El lazo cogió al animal por el cuello. El sheriff enroscó el otro extremo en un árbol inmediato. La cuerda la sujetó Holden mientras Pete se acercaba al frenético animal y le hablaba con voz apaciguadora. Finalmente, logró desasir del estribo al bandido a quien él había derribado de la silla.
El bandido estaba ya muerto, y la cara había recibido tantos golpes, que era imposible identificarle. Aquel individuo no era ni Swain ni Bristow y en la ropa no llevaba marca alguna de identificación.
—¿Te has fijado, Holden, en que este caballo no lleva hierro? —dijo el sheriff.
El viejo asintió con un gesto y dijo:
—Ninguno de los otros caballos lo llevaba tampoco. Estoy tan acostumbrado a los caballos, que me fijé en ese detalle, hasta cuando me tenían la cuerda puesta al cuello para ahorcarme.
—Los caballos eran todos negros, ¿no es así, Holden? —preguntó Pete.
—Negros como la mora, todos ellos —replicó Holden.
Pete empezó a mascar goma furiosamente. No habrá que decir que el sheriff meditaba.
—Negros y sin hierro —pensó—. Entonces esos caballos se han criado especialmente para los asaltos de noche. —Y luego, mirando al animal que se había desbocado, añadió:— Y este caballo es veloz y resistente en la carrera. Si pudiéramos averiguar de dónde procede, seguramente descubriríamos algo importante.
Sunrise Holden sacó su vieja pipa del bolsillo, llenóla y encendió una cerilla en la suela del zapato.
—Todavía sigo sin saber cómo averiguaron esos forajidos que yo no tenía el dinero en el Banco —dijo meditativamente el viejo—. Lo mejor será, Pete, que me vaya contigo esta noche a la Quebrada del Buitre. Dormiré en la cárcel y mañana por la mañana, abriré una cuenta en el Banco.
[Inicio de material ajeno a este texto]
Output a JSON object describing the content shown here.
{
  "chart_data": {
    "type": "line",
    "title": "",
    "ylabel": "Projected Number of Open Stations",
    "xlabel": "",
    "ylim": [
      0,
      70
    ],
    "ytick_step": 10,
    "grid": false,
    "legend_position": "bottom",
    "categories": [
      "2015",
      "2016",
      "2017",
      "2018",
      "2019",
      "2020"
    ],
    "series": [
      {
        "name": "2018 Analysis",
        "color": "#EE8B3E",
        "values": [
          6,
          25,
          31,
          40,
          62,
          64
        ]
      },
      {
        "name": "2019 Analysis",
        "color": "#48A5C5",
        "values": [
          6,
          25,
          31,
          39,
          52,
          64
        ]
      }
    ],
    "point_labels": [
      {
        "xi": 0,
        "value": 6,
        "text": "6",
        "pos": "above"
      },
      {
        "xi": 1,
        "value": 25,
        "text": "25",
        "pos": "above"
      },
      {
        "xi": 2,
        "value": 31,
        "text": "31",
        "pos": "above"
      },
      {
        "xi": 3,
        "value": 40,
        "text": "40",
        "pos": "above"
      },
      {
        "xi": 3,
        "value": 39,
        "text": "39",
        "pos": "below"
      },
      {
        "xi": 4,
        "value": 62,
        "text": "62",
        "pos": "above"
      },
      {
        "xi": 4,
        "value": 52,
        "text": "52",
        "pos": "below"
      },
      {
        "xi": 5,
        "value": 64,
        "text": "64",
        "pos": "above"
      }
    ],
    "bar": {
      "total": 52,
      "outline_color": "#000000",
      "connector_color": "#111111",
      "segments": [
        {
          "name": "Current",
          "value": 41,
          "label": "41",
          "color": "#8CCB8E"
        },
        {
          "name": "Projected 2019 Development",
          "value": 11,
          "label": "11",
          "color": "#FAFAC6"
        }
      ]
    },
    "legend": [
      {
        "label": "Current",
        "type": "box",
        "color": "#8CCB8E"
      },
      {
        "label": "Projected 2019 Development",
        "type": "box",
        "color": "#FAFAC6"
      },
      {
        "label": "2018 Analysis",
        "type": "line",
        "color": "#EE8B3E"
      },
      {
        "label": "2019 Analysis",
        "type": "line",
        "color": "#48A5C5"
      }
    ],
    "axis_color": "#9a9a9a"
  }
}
Pete, con su mirada de lince, percibió en aquel momento un objeto que yacía a los pies del ranchero, y encendió una cerilla para examinarlo. Era una estilográfica, con dos iniciales de oro “O.S.”.
—Tengo una idea que me parece mejor, Holden —dijo Pete—. Voy a quedarme contigo en la cabaña esta noche, y por la mañana puedes irte a la Quebrada del Buitre.
—A mí lo mismo me da —dijo Sunrise—, con tal que no tenga que quedarme aquí toda la noche. ¿Qué es eso que has cogido del suelo? ¿Una de esas plumas con tinta dentro? —El ranchero no pudo contener la risa—. Tiene gracia el encontrar uno de esos juguetes por aquí. Las únicas personas que he visto que las usaban han sido dependientes de las tiendas y los empleados de Banco. Nunca he visto que las empleara ningún bandido, pero uno de ellos ha debido ser el que la ha perdido.
—Así parece —dijo Pete.
Se metió la estilográfica en el bolsillo entró y en la cabaña de Holden, con quien habló del papel que al ranchero le iba a corresponder en los planes que maquinaba el sheriff para la mañana siguiente.